Monkeys and kittens and horses, oh my! A look at cloned mammals throughout history
Recently cloned monkeys come after a long line of cloned mammals since Dolly the sheep
For the first time, scientists have produced two genetically identical monkeys using the same technique that created Dolly the sheep, the world's first cloned mammal.
Long-tailed macaques Zhong Zhong and Hua Hua, shown below, follow a long line of cloned mammals including dogs, cats, pigs, camels and horses.
Here's a look at some of the cloned animals that came before them.
Dolly the sheep
The photo below — taken in January 2002 — is of the world's first clone of an adult animal, Dolly the sheep.
Dolly was the first mammal to be cloned in 1996 from an adult somatic cell, using the process of nuclear transfer, the same process used to created the new monkeys.
CC the copy cat
CC, for "CopyCat" or "Carbon Copy", is a brown tabby and white domestic shorthair and said to be the first cloned pet.
CC was born in 2001 and was cloned from the same technique as Dolly, using an adult cell.
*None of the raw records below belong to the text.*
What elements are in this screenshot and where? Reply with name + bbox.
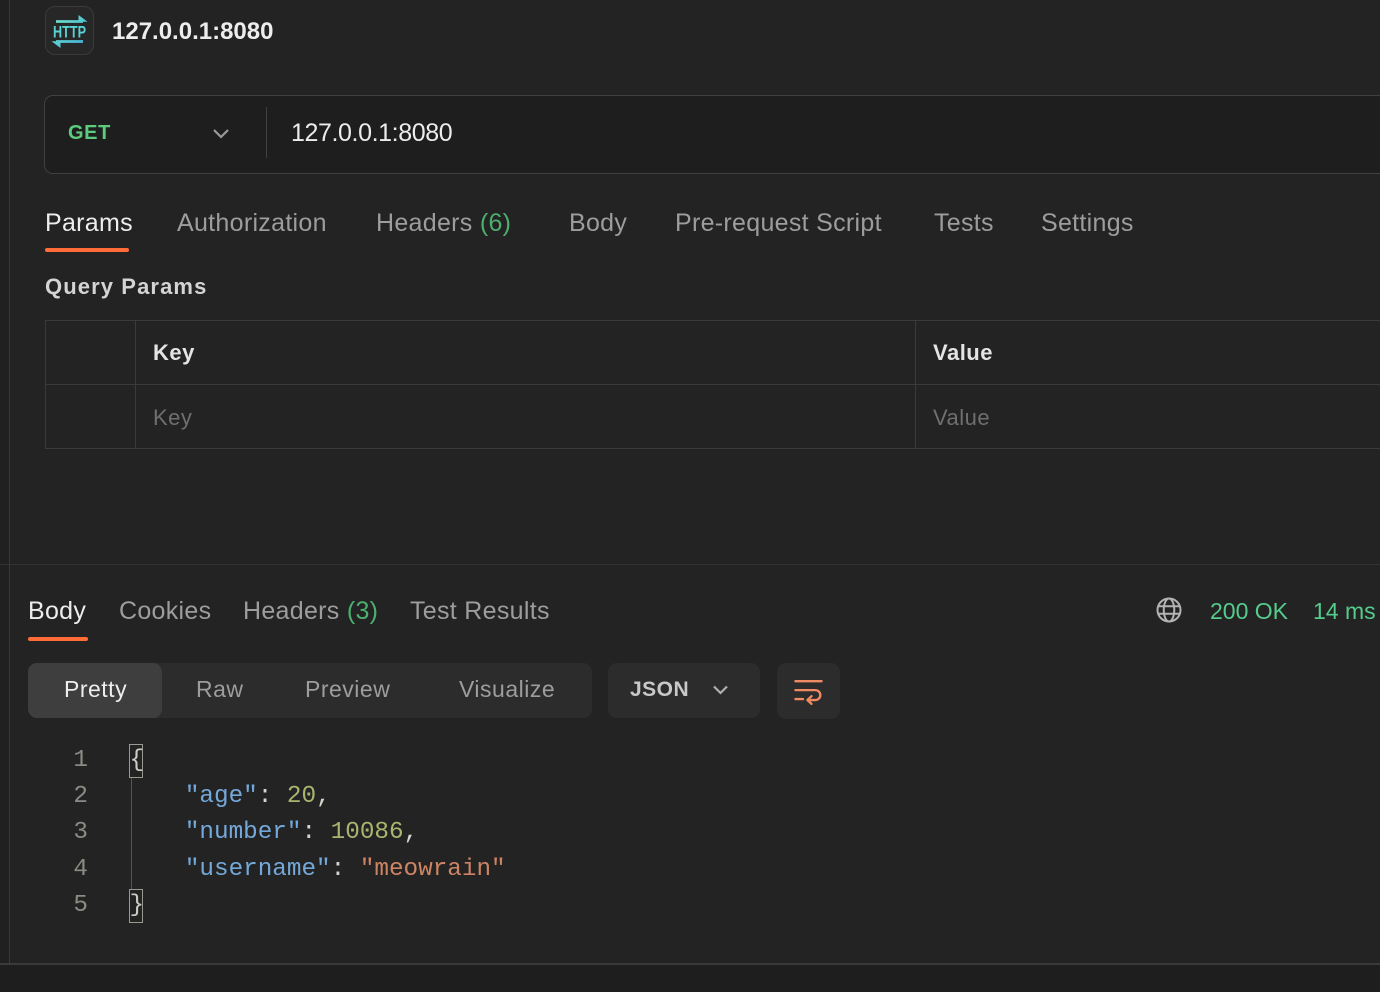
svg-text:HTTP: HTTP xyxy=(53,23,86,42)
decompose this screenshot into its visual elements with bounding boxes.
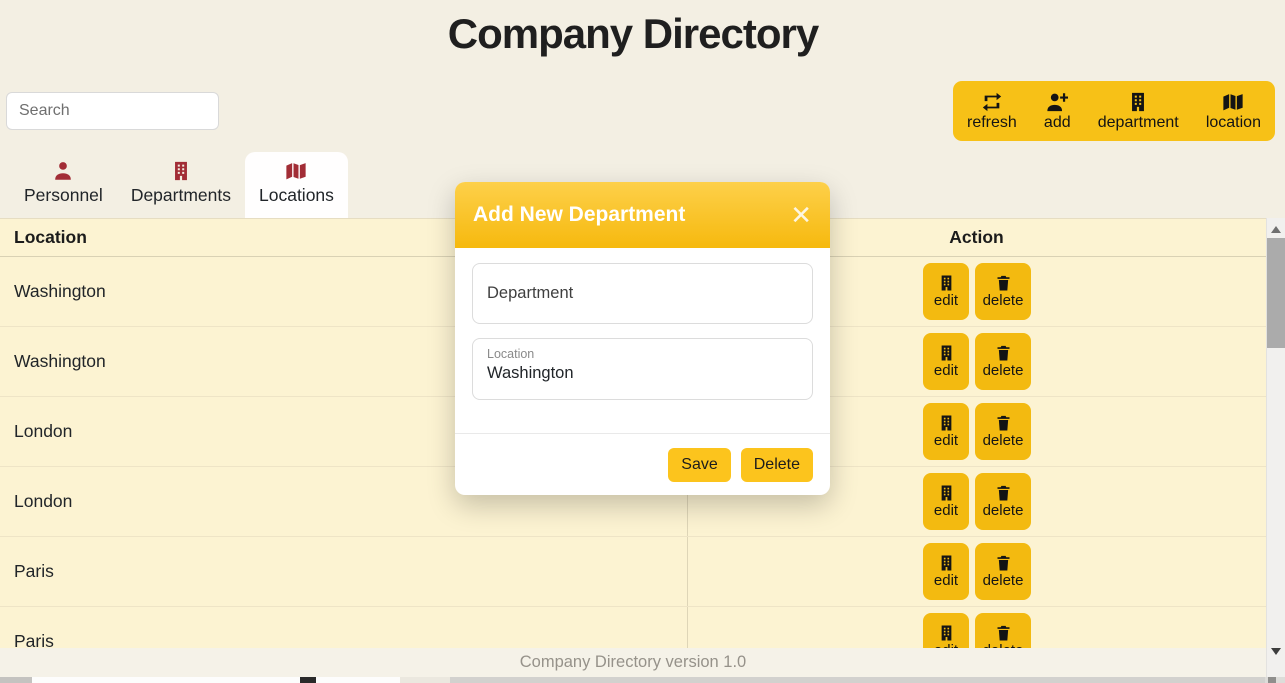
search-input[interactable] bbox=[6, 92, 219, 130]
location-field-label: Location bbox=[487, 347, 798, 362]
delete-button-label: delete bbox=[983, 503, 1024, 520]
trash-icon bbox=[994, 484, 1013, 502]
toolbar: refresh add department location bbox=[953, 81, 1275, 141]
taskbar-edge bbox=[0, 677, 1285, 683]
modal-delete-button[interactable]: Delete bbox=[741, 448, 813, 482]
add-department-modal: Add New Department ✕ Location Save Delet… bbox=[455, 182, 830, 495]
trash-icon bbox=[994, 274, 1013, 292]
building-icon bbox=[937, 344, 956, 362]
location-cell: Paris bbox=[0, 561, 687, 582]
map-icon bbox=[285, 160, 307, 182]
edit-button-label: edit bbox=[934, 363, 958, 380]
location-field-input[interactable] bbox=[487, 362, 798, 383]
taskbar-search-box-edge bbox=[32, 677, 400, 683]
scrollbar-thumb[interactable] bbox=[1267, 238, 1285, 348]
modal-title: Add New Department bbox=[473, 203, 685, 227]
department-button-label: department bbox=[1098, 114, 1179, 132]
edit-button[interactable]: edit bbox=[923, 333, 969, 390]
tab-bar: Personnel Departments Locations bbox=[10, 152, 348, 218]
modal-footer: Save Delete bbox=[455, 433, 830, 495]
person-icon bbox=[52, 160, 74, 182]
vertical-scrollbar[interactable] bbox=[1266, 218, 1285, 677]
modal-body: Location bbox=[455, 248, 830, 400]
delete-button-label: delete bbox=[983, 433, 1024, 450]
department-field[interactable] bbox=[472, 263, 813, 324]
taskbar-icon bbox=[1268, 677, 1276, 683]
edit-button-label: edit bbox=[934, 433, 958, 450]
edit-button-label: edit bbox=[934, 573, 958, 590]
refresh-button[interactable]: refresh bbox=[967, 91, 1017, 132]
edit-button[interactable]: edit bbox=[923, 403, 969, 460]
delete-button[interactable]: delete bbox=[975, 403, 1031, 460]
building-icon bbox=[937, 624, 956, 642]
page-title: Company Directory bbox=[0, 10, 1266, 58]
tab-personnel[interactable]: Personnel bbox=[10, 152, 117, 218]
tab-personnel-label: Personnel bbox=[24, 185, 103, 206]
building-icon bbox=[1126, 91, 1150, 113]
building-icon bbox=[937, 414, 956, 432]
scroll-down-arrow-icon[interactable] bbox=[1271, 648, 1281, 655]
taskbar-segment bbox=[400, 677, 450, 683]
edit-button[interactable]: edit bbox=[923, 263, 969, 320]
add-button-label: add bbox=[1044, 114, 1071, 132]
refresh-icon bbox=[980, 91, 1004, 113]
building-icon bbox=[937, 274, 956, 292]
edit-button[interactable]: edit bbox=[923, 473, 969, 530]
taskbar-segment bbox=[0, 677, 32, 683]
tab-locations[interactable]: Locations bbox=[245, 152, 348, 218]
tab-locations-label: Locations bbox=[259, 185, 334, 206]
refresh-button-label: refresh bbox=[967, 114, 1017, 132]
location-field[interactable]: Location bbox=[472, 338, 813, 400]
close-icon[interactable]: ✕ bbox=[790, 202, 812, 228]
person-add-icon bbox=[1045, 91, 1069, 113]
save-button[interactable]: Save bbox=[668, 448, 730, 482]
delete-button[interactable]: delete bbox=[975, 333, 1031, 390]
table-row: Paris edit delete bbox=[0, 537, 1266, 607]
delete-button-label: delete bbox=[983, 293, 1024, 310]
trash-icon bbox=[994, 624, 1013, 642]
location-button-label: location bbox=[1206, 114, 1261, 132]
trash-icon bbox=[994, 554, 1013, 572]
delete-button-label: delete bbox=[983, 363, 1024, 380]
action-cell: edit delete bbox=[687, 537, 1266, 606]
add-person-button[interactable]: add bbox=[1044, 91, 1071, 132]
building-icon bbox=[170, 160, 192, 182]
trash-icon bbox=[994, 344, 1013, 362]
delete-button[interactable]: delete bbox=[975, 543, 1031, 600]
edit-button-label: edit bbox=[934, 293, 958, 310]
edit-button[interactable]: edit bbox=[923, 543, 969, 600]
delete-button[interactable]: delete bbox=[975, 263, 1031, 320]
taskbar-icon bbox=[300, 677, 316, 683]
delete-button-label: delete bbox=[983, 573, 1024, 590]
company-directory-app: Company Directory refresh add department… bbox=[0, 0, 1285, 683]
tab-departments-label: Departments bbox=[131, 185, 231, 206]
edit-button-label: edit bbox=[934, 503, 958, 520]
footer-text: Company Directory version 1.0 bbox=[520, 653, 747, 672]
map-icon bbox=[1221, 91, 1245, 113]
building-icon bbox=[937, 554, 956, 572]
add-location-button[interactable]: location bbox=[1206, 91, 1261, 132]
tab-departments[interactable]: Departments bbox=[117, 152, 245, 218]
scroll-up-arrow-icon[interactable] bbox=[1271, 226, 1281, 233]
footer-bar: Company Directory version 1.0 bbox=[0, 648, 1266, 677]
trash-icon bbox=[994, 414, 1013, 432]
building-icon bbox=[937, 484, 956, 502]
modal-header: Add New Department ✕ bbox=[455, 182, 830, 248]
add-department-button[interactable]: department bbox=[1098, 91, 1179, 132]
delete-button[interactable]: delete bbox=[975, 473, 1031, 530]
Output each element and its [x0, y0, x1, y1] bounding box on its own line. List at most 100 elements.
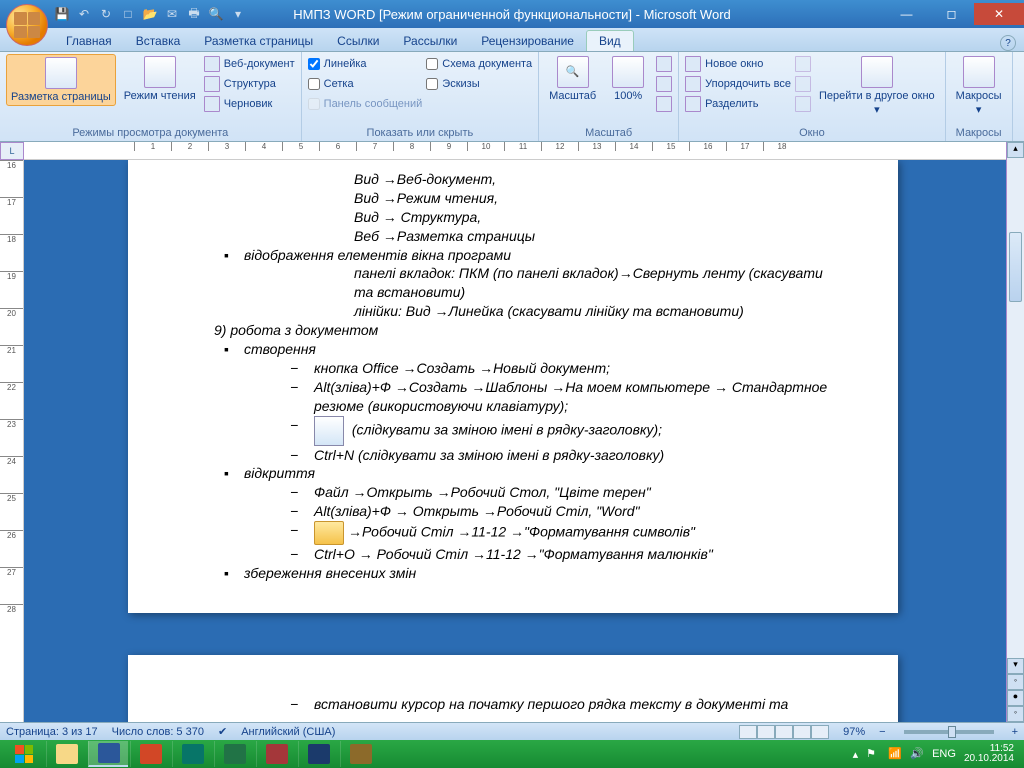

She gave birth to four kittens, which was the first time a cloned animal gave birth.
Fluorescent puppy
The three-month-old beagle pictured below is one of the "2nd generation Ruppies", offspring of Ruppy. Ruppy (short for Ruby Puppy) and her offspring carry fluorescent genes that glow red under ultraviolet light.
Scientists created the dogs by cloning cells that express a red fluorescent gene produced by sea anemones. Ruppy was the first animal to be cloned using this technique.
Cloning to breed
Pieraz-Cryozootech-Stallion, a cloned foal, from the genes of an endurance champion Pieraz, an Arab stallion.
The foal was born in 2005 and genetic companies say it was the first clone reproduced to breed from a sterile animal. Scientists classified the birth as a breakthrough in terms of preserving the lines of champion race horses by creating clones that can breed.